Kearney was born in Penrith, New South Wales. He joined Parramatta's 1st grade rugby union side from school before serving in the Royal Australian Air Force in World War II and represented Combined Services in rugby union.
After discharge from the Air Force he resumed playing rugby union in Australia and débuted for the Wallabies against the All Blacks playing two Tests in June 1947 then went on the 1947–48 Australian rugby union tour of Europe and North America, playing against each of the five European rugby union nations.
Kearney returned to England at the end of the Wallabies tour and switched to the professional code of rugby league. After three seasons with Leeds he returned to Australia in 1952 and joined St George. He was captain-coach between 1954–1955, and later between 1957–1961.
At the end of his first club rugby league season back in Australia with St George, Kearney was selected for the 1952 Kangaroo tour. Kearney's international rugby league début in Bradford on 13 December 1952 saw him become Australia's 24th dual code rugby international, following Len Smith, and preceding Rex Mossop. Kearney played in the 3rd Test against Great Britain, all three tests against France, and sixteen minor tour matches. He is listed on the Australian Players Register as Kangaroo No.302.He went on the 1953 tour of New Zealand playing in all three Tests and the following year represented in the 1954 Rugby League World Cup, the first ever, in France.
In 1956, the commencing year of the Dragons' record breaking run Norm Tipping had coached the team to an excellent season result of 15 wins, four losses and 1 draw but regardless would be ousted from the coaching job shortly after the grand final victory. He was the loser in a power struggle with Kearney, who led the side on-field and who that year had captained Australia to a three Test whitewash of New Zealand, had captained New South Wales to state victory over Queensland, won the Sunday Telegraph's Player of the Year award and ultimately captained St.

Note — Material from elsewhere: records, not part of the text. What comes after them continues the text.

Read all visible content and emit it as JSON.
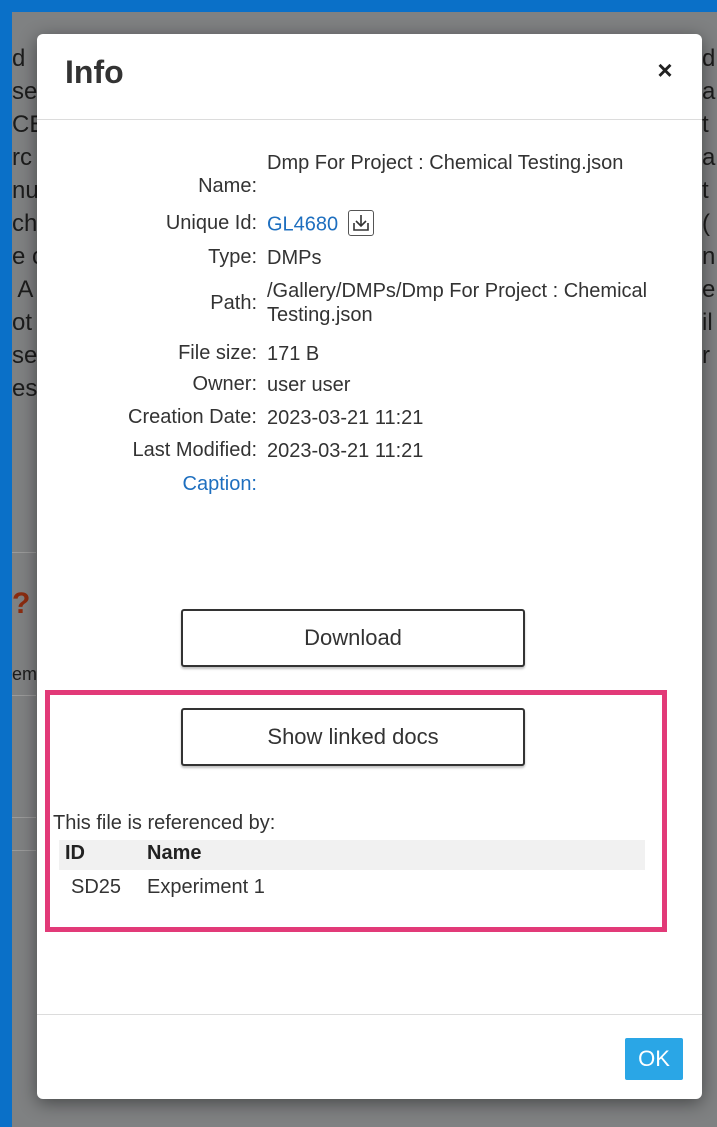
{
  "background": {
    "left_text": [
      "d",
      "se",
      "CE",
      "rc",
      "nu",
      "ch",
      "e c",
      " A",
      "ot",
      "se",
      "es"
    ],
    "right_text": [
      "d",
      "a",
      "t",
      "a",
      "t",
      "(",
      "n",
      "e",
      "il",
      "r"
    ],
    "question_mark": "?",
    "em_text": "em"
  },
  "modal": {
    "title": "Info",
    "close_glyph": "×",
    "fields": {
      "name_label": "Name:",
      "name_value": "Dmp For Project : Chemical Testing.json",
      "unique_id_label": "Unique Id:",
      "unique_id_value": "GL4680",
      "type_label": "Type:",
      "type_value": "DMPs",
      "path_label": "Path:",
      "path_value": "/Gallery/DMPs/Dmp For Project : Chemical Testing.json",
      "file_size_label": "File size:",
      "file_size_value": "171 B",
      "owner_label": "Owner:",
      "owner_value": "user user",
      "creation_date_label": "Creation Date:",
      "creation_date_value": "2023-03-21 11:21",
      "last_modified_label": "Last Modified:",
      "last_modified_value": "2023-03-21 11:21",
      "caption_label": "Caption:"
    },
    "download_label": "Download",
    "show_linked_label": "Show linked docs",
    "referenced_title": "This file is referenced by:",
    "ref_table": {
      "headers": {
        "id": "ID",
        "name": "Name"
      },
      "rows": [
        {
          "id": "SD25",
          "name": "Experiment 1"
        }
      ]
    },
    "ok_label": "OK"
  },
  "colors": {
    "page_bg": "#0a70c8",
    "link": "#1e6fbf",
    "highlight_border": "#e23a78",
    "ok_button": "#2aa6e6"
  },
  "icons": {
    "close": "close-icon",
    "download_id": "download-icon"
  }
}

George to premiership victory. The St George committee chose to back Kearney's fine football brain and his advanced strategies on attack, defence and conditioning in choosing him as their captain-coach to go forward. In the process they laid the foundation for the club's eleven-year premiership stranglehold. Following his premiership success with St George as both captain and coach, Kearney was selected as captain-coach of Australia for the 1956 trans-Tasman series against New Zealand with Clive Churchill unavailable due to injury. Australia won the series 3–0 to regain the trans-Tasman trophy that the Kiwis had held since 1935. Kearney stayed on a captain-coach for the 1956 Kangaroo tour in spite of the availability and tour selection of Churchill with whom he reportedly enjoyed an uneasy relationship. The touring side won all three Tests in France but lost against Great Britain 2–1. Kearney played in all Tests on tour.
Kearney played in an exceptionally talented Australian side who won the 1957 World Cup under captain Dick Poole, playing out one of the matches with a broken jaw.and the 1958 domestic Ashes series under captain Brian Davies before retiring from international football.

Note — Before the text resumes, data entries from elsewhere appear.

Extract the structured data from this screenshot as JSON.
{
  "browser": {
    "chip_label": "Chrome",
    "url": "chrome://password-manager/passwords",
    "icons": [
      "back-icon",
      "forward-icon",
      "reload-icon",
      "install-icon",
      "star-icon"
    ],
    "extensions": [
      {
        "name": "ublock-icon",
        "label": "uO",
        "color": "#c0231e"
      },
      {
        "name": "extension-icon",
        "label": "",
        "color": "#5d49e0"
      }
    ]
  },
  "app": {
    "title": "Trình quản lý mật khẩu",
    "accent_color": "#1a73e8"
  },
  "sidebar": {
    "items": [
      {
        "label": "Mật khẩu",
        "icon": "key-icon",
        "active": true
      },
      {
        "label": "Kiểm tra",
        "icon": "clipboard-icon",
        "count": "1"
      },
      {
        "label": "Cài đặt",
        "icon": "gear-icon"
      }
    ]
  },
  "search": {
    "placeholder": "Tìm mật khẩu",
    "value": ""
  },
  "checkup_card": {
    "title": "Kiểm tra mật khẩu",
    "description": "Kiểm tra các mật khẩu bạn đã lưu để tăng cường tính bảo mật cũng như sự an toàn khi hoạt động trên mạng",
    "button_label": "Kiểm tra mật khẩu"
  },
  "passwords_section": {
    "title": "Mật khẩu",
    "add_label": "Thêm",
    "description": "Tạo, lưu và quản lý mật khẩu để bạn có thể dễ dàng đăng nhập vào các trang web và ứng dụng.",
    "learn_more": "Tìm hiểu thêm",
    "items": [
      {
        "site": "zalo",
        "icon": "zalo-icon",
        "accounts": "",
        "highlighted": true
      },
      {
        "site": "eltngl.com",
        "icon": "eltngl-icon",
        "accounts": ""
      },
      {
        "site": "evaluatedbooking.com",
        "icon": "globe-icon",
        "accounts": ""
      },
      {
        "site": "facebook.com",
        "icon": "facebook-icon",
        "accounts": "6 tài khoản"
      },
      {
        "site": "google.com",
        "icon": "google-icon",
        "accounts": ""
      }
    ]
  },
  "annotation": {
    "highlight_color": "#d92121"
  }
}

Kearney brought tactics and strategy from English rugby league and is often credited with masterminding the St. George Dragons successful run. He was able to inspire loyalty in his players by leading from the front and to develop a level of fitness and ruthless, mistake free football. This discipline was the foundation for the famous straight line brick-wall defence that kept the St George team at the top through those years. He played 156 games from 1952 to 1961, captained the club in five winning Grand Finals (as captain-coach for the latter four) and coached them to further victory in 1961.

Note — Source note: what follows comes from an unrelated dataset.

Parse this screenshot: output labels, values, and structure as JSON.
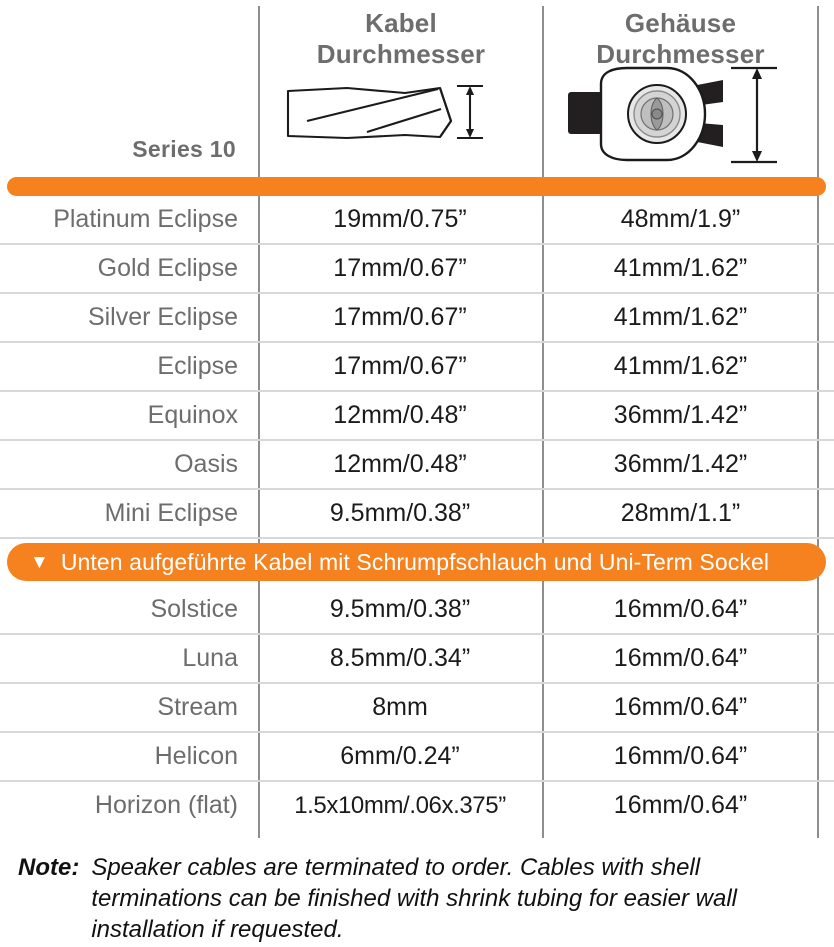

After retiring as a player Kearney stayed on with St George as coach for the remainder of the 1961 NSWRFL season before resigning.
He then coached the Parramatta Eels to the semi finals in 1962–1964. He coached the Western Suburbs Magpies club in 1965 and was the foundation coach for the Cronulla-Sutherland Sharks in their first three seasons, 1967–1969.
Kearney worked in insurance sales in Sydney for 25 years. He retired to the Gold Coast where he died in his home of a heart attack in 2006 aged 82.
He was awarded Life Membership of the St. George Dragons club in 1991.
In 2006 he was inducted into the Australian Rugby League Hall of Fame.In February 2008, Kearney was named in the list of Australia's 100 Greatest Players (1908–2007) which was commissioned by the NRL, and ARL to celebrate the code's centenary year in Australia.